The controversy centers on the James Cohan Gallery on the Lower East Side, not far from Chinatown. Omer Fast, a Berlin-based artist, redid the inside and facade to resemble "what they were like before gentrification," according to a press release on the gallery's website.

That includes a yellow awning with faded English and Chinese characters in red, folding chairs arranged on a scuffed-up floor with mismatched linoleum tiles, red lanterns hanging from the ceiling, and a grocery cart with a black plastic bag tied to it.

Chinatown, Bowery

"In that creation, he chose visual signifiers that involved making purposeful holes and dents in the wall, broken furniture, broken ATMs, graffiti, and a place of general filth," Liz Moy, core member of the Chinatown Art Brigade, which protested at the space this past weekend, told NBC News.

"That is something that has been used to characterize Chinatown throughout its history as a way to keep it from getting resources," she added.

The James Cohan Gallery, in a statement to NBC News, defended Fast's remodeling for his exhibition, which features a 15-minute, 3D digital fictional film entitled "August." The film is inspired by the life and work of August Sander, a famous German portrait photographer in the early 20th century.

"Omer Fast's work provides an intentionally-uncomfortable look inward — both at himself, an immigrant to the US, and at the Gallery, a new arrival to an established neighborhood," the statement reads in part. "That this work would generate such a variety of strong reactions — positive and negative, reinforces the paradox it is trying to capture."

Fast also released a nearly 500-word statement Wednesday, which was posted on the James Cohan Gallery website.

"I'm truly sorry that some persons find the installation insensitive or offensive," it reads in part. "The point of this work was never to insult or incite but to talk about identity and immigrant experience - my immigrant experience - warts and all, in its complexity and in its contradictions, pitting essence against appearance."

The gallery said Fast was unavailable for comment beyond the statement.

On Sunday, a group of at least 50 artists, activists, and community residents protested at the Grand Street gallery, according to Moy.
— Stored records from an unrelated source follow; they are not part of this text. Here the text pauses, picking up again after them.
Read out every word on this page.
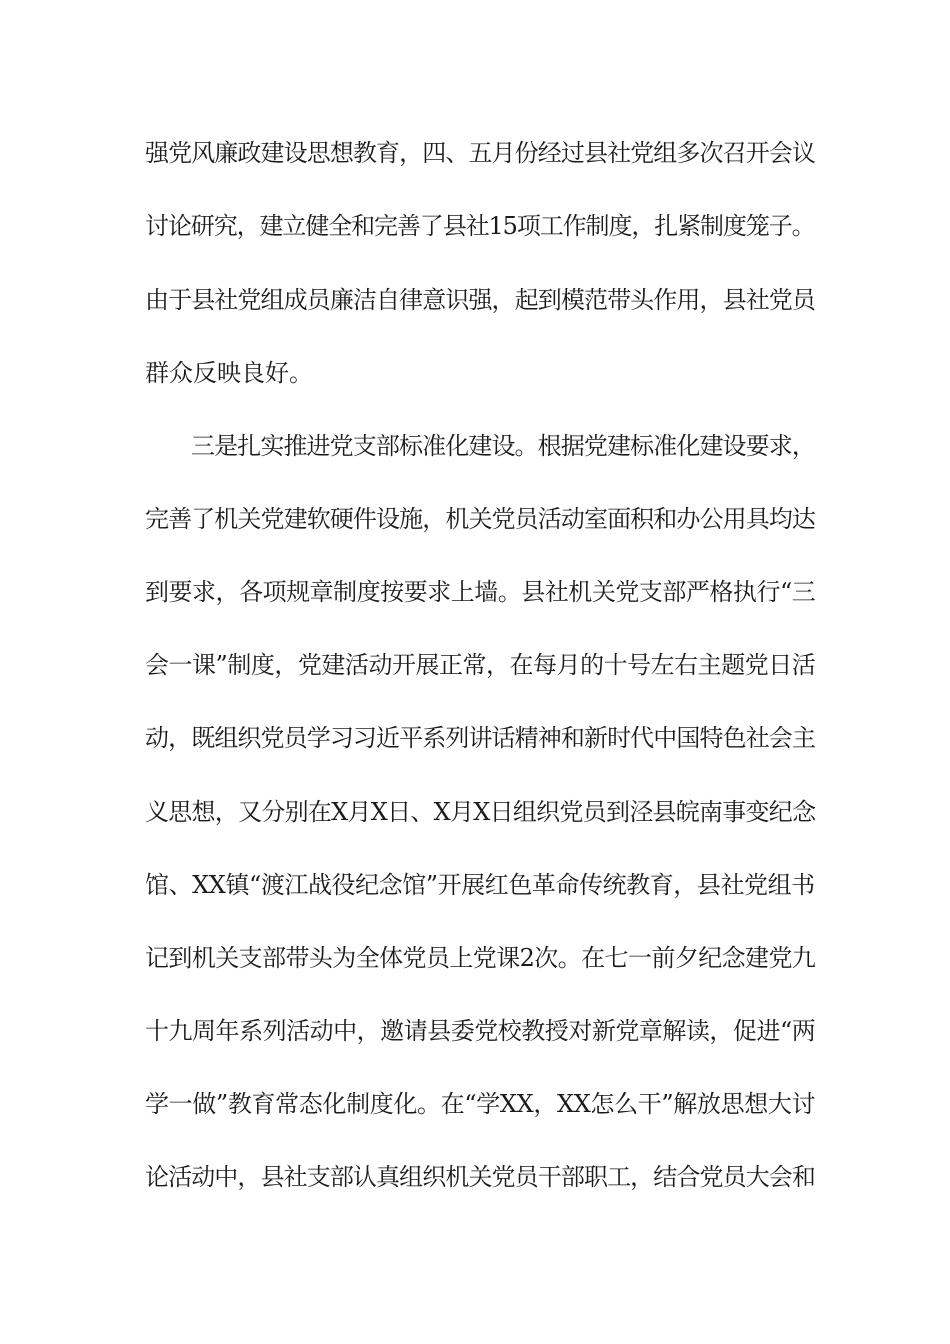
强党风廉政建设思想教育，四、五月份经过县社党组多次召开会议
讨论研究，建立健全和完善了县社15项工作制度，扎紧制度笼子。
由于县社党组成员廉洁自律意识强，起到模范带头作用，县社党员
群众反映良好。
三是扎实推进党支部标准化建设。根据党建标准化建设要求，
完善了机关党建软硬件设施，机关党员活动室面积和办公用具均达
到要求，各项规章制度按要求上墙。县社机关党支部严格执行“三
会一课”制度，党建活动开展正常，在每月的十号左右主题党日活
动，既组织党员学习习近平系列讲话精神和新时代中国特色社会主
义思想，又分别在X月X日、X月X日组织党员到泾县皖南事变纪念
馆、XX镇“渡江战役纪念馆”开展红色革命传统教育，县社党组书
记到机关支部带头为全体党员上党课2次。在七一前夕纪念建党九
十九周年系列活动中，邀请县委党校教授对新党章解读，促进“两
学一做”教育常态化制度化。在“学XX，XX怎么干”解放思想大讨
论活动中，县社支部认真组织机关党员干部职工，结合党员大会和
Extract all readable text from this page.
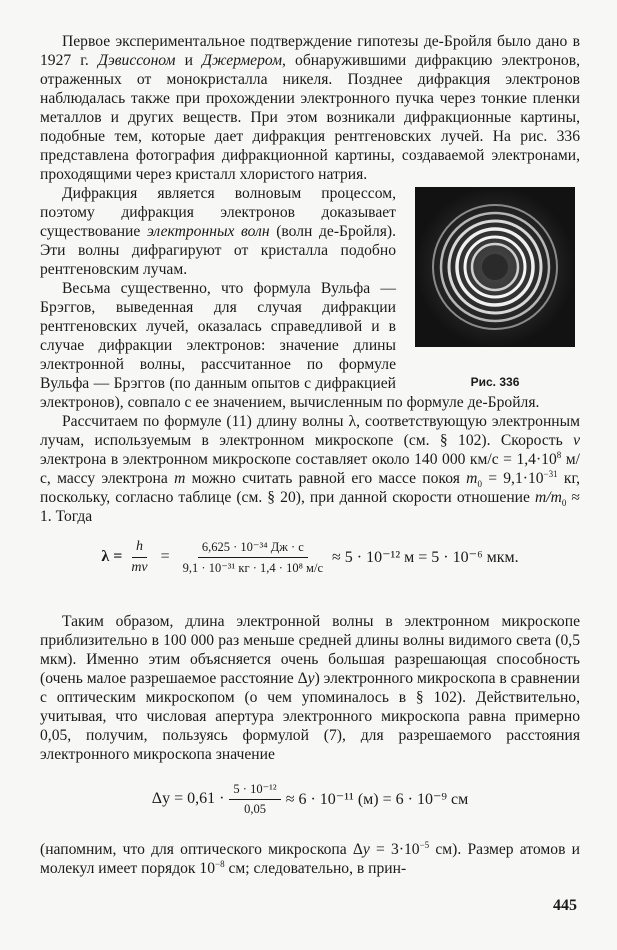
Первое экспериментальное подтверждение гипотезы де-Бройля было дано в 1927 г. Дэвиссоном и Джермером, обнаружившими дифракцию электронов, отраженных от монокристалла никеля. Позднее дифракция электронов наблюдалась также при прохождении электронного пучка через тонкие пленки металлов и других веществ. При этом возникали дифракционные картины, подобные тем, которые дает дифракция рентгеновских лучей. На рис. 336 представлена фотография дифракционной картины, создаваемой электронами, проходящими через кристалл хлористого натрия.

Рис. 336

Дифракция является волновым процессом, поэтому дифракция электронов доказывает существование электронных волн (волн де-Бройля). Эти волны дифрагируют от кристалла подобно рентгеновским лучам.

Весьма существенно, что формула Вульфа — Брэггов, выведенная для случая дифракции рентгеновских лучей, оказалась справедливой и в случае дифракции электронов: значение длины электронной волны, рассчитанное по формуле Вульфа — Брэггов (по данным опытов с дифракцией электронов), совпало с ее значением, вычисленным по формуле де-Бройля.

Рассчитаем по формуле (11) длину волны λ, соответствующую электронным лучам, используемым в электронном микроскопе (см. § 102). Скорость v электрона в электронном микроскопе составляет около 140 000 $км/с = 1,4\cdot 10^8$ м/с, массу электрона m можно считать равной его массе покоя $m_0 = 9,1\cdot 10^{-31}$ кг, поскольку, согласно таблице (см. § 20), при данной скорости отношение $m/m_0 \approx 1$. Тогда

$\lambda = \frac{h}{mv} = \frac{\text{6,625 · 10⁻³⁴ Дж · с}}{\text{9,1 · 10⁻³¹ кг · 1,4 · 10⁸ м/с}} \approx 5 \cdot 10^{-12}$ м = 5 · 10⁻⁶ мкм.

Таким образом, длина электронной волны в электронном микроскопе приблизительно в 100 000 раз меньше средней длины волны видимого света (0,5 мкм). Именно этим объясняется очень большая разрешающая способность (очень малое разрешаемое расстояние Δy) электронного микроскопа в сравнении с оптическим микроскопом (о чем упоминалось в § 102). Действительно, учитывая, что числовая апертура электронного микроскопа равна примерно 0,05, получим, пользуясь формулой (7), для разрешаемого расстояния электронного микроскопа значение

$\Delta y = 0,61 \cdot \frac{\text{5 · 10⁻¹²}}{0,05} \approx 6 \cdot 10^{-11}$ (м) = 6 · 10⁻⁹ см

(напомним, что для оптического микроскопа $\Delta y = 3\cdot 10^{-5}$ см). Размер атомов и молекул имеет порядок $10^{-8}$ см; следовательно, в прин-

445
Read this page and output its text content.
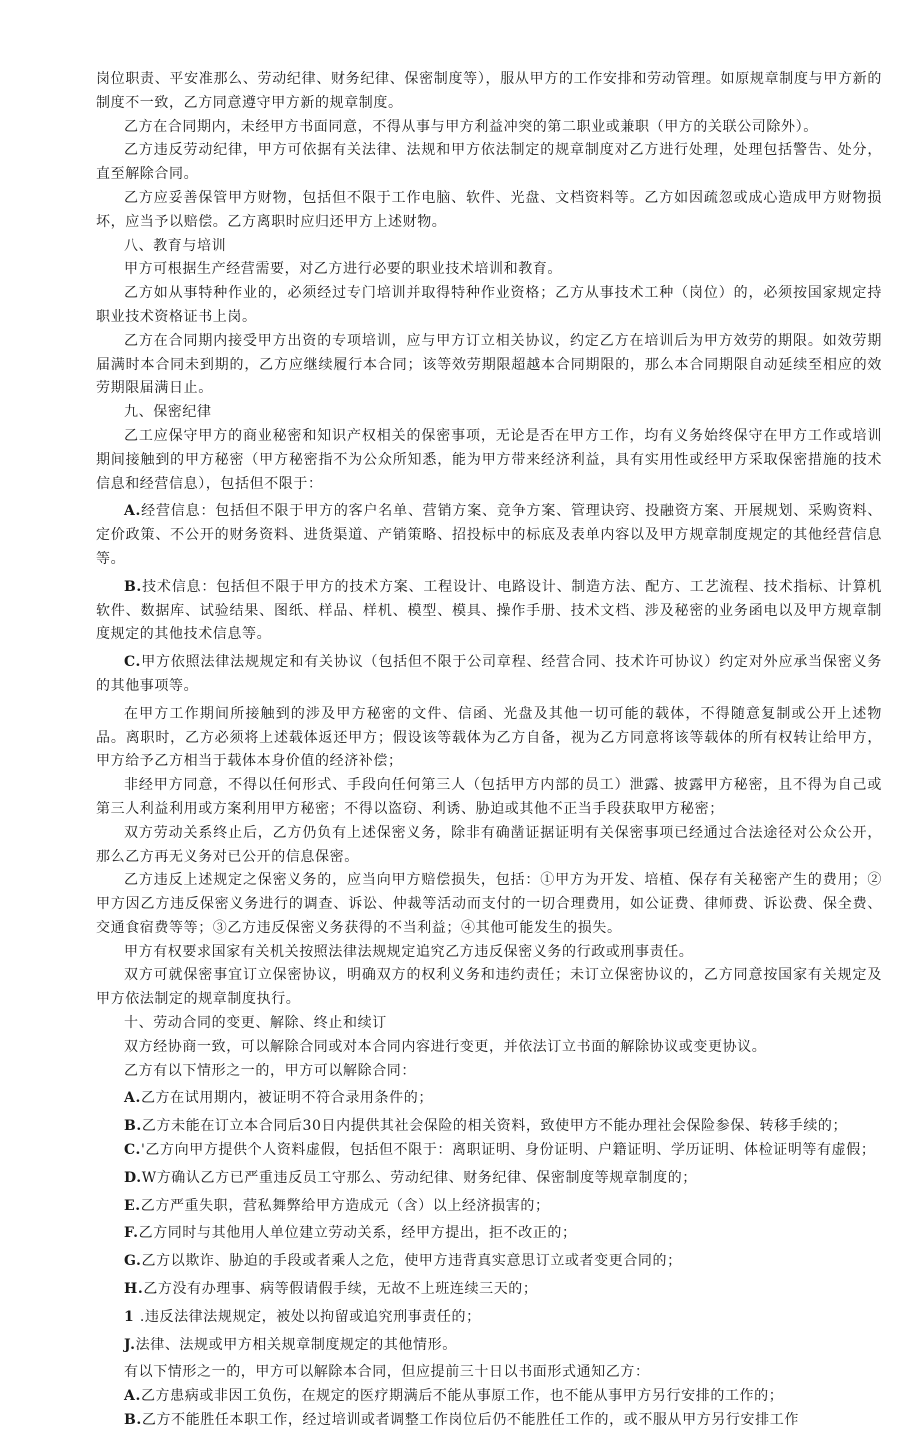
岗位职责、平安准那么、劳动纪律、财务纪律、保密制度等），服从甲方的工作安排和劳动管理。如原规章制度与甲方新的制度不一致，乙方同意遵守甲方新的规章制度。

乙方在合同期内，未经甲方书面同意，不得从事与甲方利益冲突的第二职业或兼职（甲方的关联公司除外）。

乙方违反劳动纪律，甲方可依据有关法律、法规和甲方依法制定的规章制度对乙方进行处理，处理包括警告、处分，直至解除合同。

乙方应妥善保管甲方财物，包括但不限于工作电脑、软件、光盘、文档资料等。乙方如因疏忽或成心造成甲方财物损坏，应当予以赔偿。乙方离职时应归还甲方上述财物。

八、教育与培训

甲方可根据生产经营需要，对乙方进行必要的职业技术培训和教育。

乙方如从事特种作业的，必须经过专门培训并取得特种作业资格；乙方从事技术工种（岗位）的，必须按国家规定持职业技术资格证书上岗。

乙方在合同期内接受甲方出资的专项培训，应与甲方订立相关协议，约定乙方在培训后为甲方效劳的期限。如效劳期届满时本合同未到期的，乙方应继续履行本合同；该等效劳期限超越本合同期限的，那么本合同期限自动延续至相应的效劳期限届满日止。

九、保密纪律

乙工应保守甲方的商业秘密和知识产权相关的保密事项，无论是否在甲方工作，均有义务始终保守在甲方工作或培训期间接触到的甲方秘密（甲方秘密指不为公众所知悉，能为甲方带来经济利益，具有实用性或经甲方采取保密措施的技术信息和经营信息），包括但不限于：

A.经营信息：包括但不限于甲方的客户名单、营销方案、竞争方案、管理诀窍、投融资方案、开展规划、采购资料、定价政策、不公开的财务资料、进货渠道、产销策略、招投标中的标底及表单内容以及甲方规章制度规定的其他经营信息等。

B.技术信息：包括但不限于甲方的技术方案、工程设计、电路设计、制造方法、配方、工艺流程、技术指标、计算机软件、数据库、试验结果、图纸、样品、样机、模型、模具、操作手册、技术文档、涉及秘密的业务函电以及甲方规章制度规定的其他技术信息等。

C.甲方依照法律法规规定和有关协议（包括但不限于公司章程、经营合同、技术许可协议）约定对外应承当保密义务的其他事项等。

在甲方工作期间所接触到的涉及甲方秘密的文件、信函、光盘及其他一切可能的载体，不得随意复制或公开上述物品。离职时，乙方必须将上述载体返还甲方；假设该等载体为乙方自备，视为乙方同意将该等载体的所有权转让给甲方，甲方给予乙方相当于载体本身价值的经济补偿；

非经甲方同意，不得以任何形式、手段向任何第三人（包括甲方内部的员工）泄露、披露甲方秘密，且不得为自己或第三人利益利用或方案利用甲方秘密；不得以盗窃、利诱、胁迫或其他不正当手段获取甲方秘密；

双方劳动关系终止后，乙方仍负有上述保密义务，除非有确凿证据证明有关保密事项已经通过合法途径对公众公开，那么乙方再无义务对已公开的信息保密。

乙方违反上述规定之保密义务的，应当向甲方赔偿损失，包括：①甲方为开发、培植、保存有关秘密产生的费用；②甲方因乙方违反保密义务进行的调查、诉讼、仲裁等活动而支付的一切合理费用，如公证费、律师费、诉讼费、保全费、交通食宿费等等；③乙方违反保密义务获得的不当利益；④其他可能发生的损失。

甲方有权要求国家有关机关按照法律法规规定追究乙方违反保密义务的行政或刑事责任。

双方可就保密事宜订立保密协议，明确双方的权利义务和违约责任；未订立保密协议的，乙方同意按国家有关规定及甲方依法制定的规章制度执行。

十、劳动合同的变更、解除、终止和续订

双方经协商一致，可以解除合同或对本合同内容进行变更，并依法订立书面的解除协议或变更协议。

乙方有以下情形之一的，甲方可以解除合同：

A.乙方在试用期内，被证明不符合录用条件的；

B.乙方未能在订立本合同后30日内提供其社会保险的相关资料，致使甲方不能办理社会保险参保、转移手续的；

C.'乙方向甲方提供个人资料虚假，包括但不限于：离职证明、身份证明、户籍证明、学历证明、体检证明等有虚假；

D.W方确认乙方已严重违反员工守那么、劳动纪律、财务纪律、保密制度等规章制度的；

E.乙方严重失职，营私舞弊给甲方造成元（含）以上经济损害的；

F.乙方同时与其他用人单位建立劳动关系，经甲方提出，拒不改正的；

G.乙方以欺诈、胁迫的手段或者乘人之危，使甲方违背真实意思订立或者变更合同的；

H.乙方没有办理事、病等假请假手续，无故不上班连续三天的；

1 .违反法律法规规定，被处以拘留或追究刑事责任的；

J.法律、法规或甲方相关规章制度规定的其他情形。

有以下情形之一的，甲方可以解除本合同，但应提前三十日以书面形式通知乙方：

A.乙方患病或非因工负伤，在规定的医疗期满后不能从事原工作，也不能从事甲方另行安排的工作的；

B.乙方不能胜任本职工作，经过培训或者调整工作岗位后仍不能胜任工作的，或不服从甲方另行安排工作
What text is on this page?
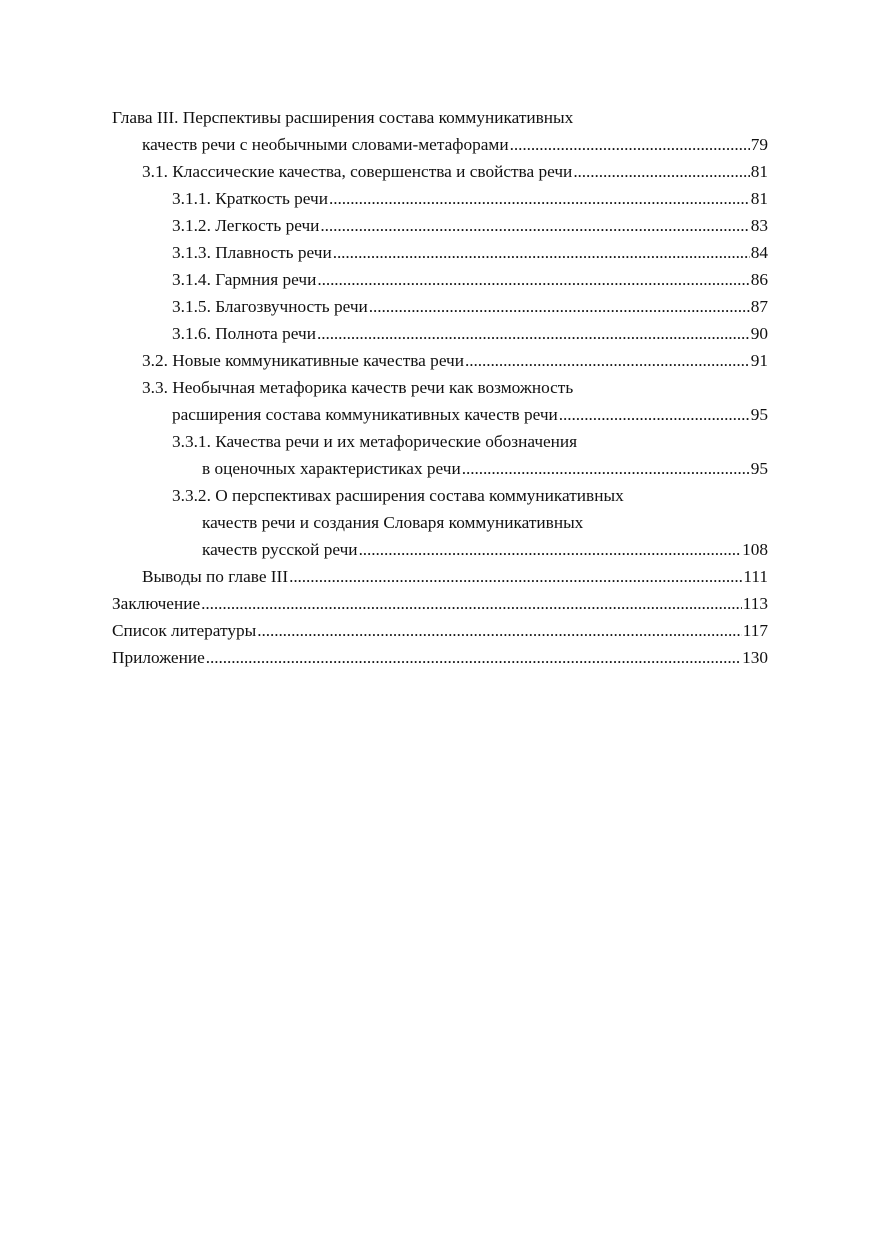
Глава III. Перспективы расширения состава коммуникативных
качеств речи с необычными словами-метафорами . . .	79
3.1. Классические качества, совершенства и свойства речи . . .	81
3.1.1. Краткость речи . . .	81
3.1.2. Легкость речи . . .	83
3.1.3. Плавность речи . . .	84
3.1.4. Гармния речи . . .	86
3.1.5. Благозвучность речи . . .	87
3.1.6. Полнота речи . . .	90
3.2. Новые коммуникативные качества речи . . .	91
3.3. Необычная метафорика качеств речи как возможность
расширения состава коммуникативных качеств речи . . .	95
3.3.1. Качества речи и их метафорические обозначения
в оценочных характеристиках речи . . .	95
3.3.2. О перспективах расширения состава коммуникативных
качеств речи и создания Словаря коммуникативных
качеств русской речи . . .	108
Выводы по главе III . . .	111
Заключение . . .	113
Список литературы . . .	117
Приложение . . .	130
Inside, Moy said they read aloud a letter, calling for the exhibition to be shut down.

A copy, posted on the Chinatown Art Brigade website, was also emailed to the James Cohan Gallery with no response, Moy said.

"The artist's choice to ignore the presence of a thriving community filled with families and businesses reduces their existence to poverty porn," the letter reads in part. "This has a real and negative impact on how Chinatown is perceived by non-residents, politicians and developers who view low-income communities as wastelands ripe for investment and exploitation."

The Lower East Side has a long and storied history as an immigrant neighborhood, once known for its crowded tenement houses. But the last decade-or-so has seen it transform into a hip destination with trendy bars, restaurants, boutique shops, and art galleries.

Around 1 in 4 Lower East Side residents is Asian, most of them Chinese, according to Census figures tabulated by the NYC Department of City Planning.

As rental prices soar and million-dollar condos get built, community activists worry that longtime residents and mom-and-pop shop owners, immigrant among them, are being priced out of the area.

"That was the point of our action, to point to the larger changes," Moy said.

Meanwhile, the James Cohan Gallery stood by Fast's exhibition, which is expected to run until Oct. 29.

"People are free to draw their own conclusions about art, but they should also be given the opportunity to do so — without censorship, barriers or intimidation," its statement reads.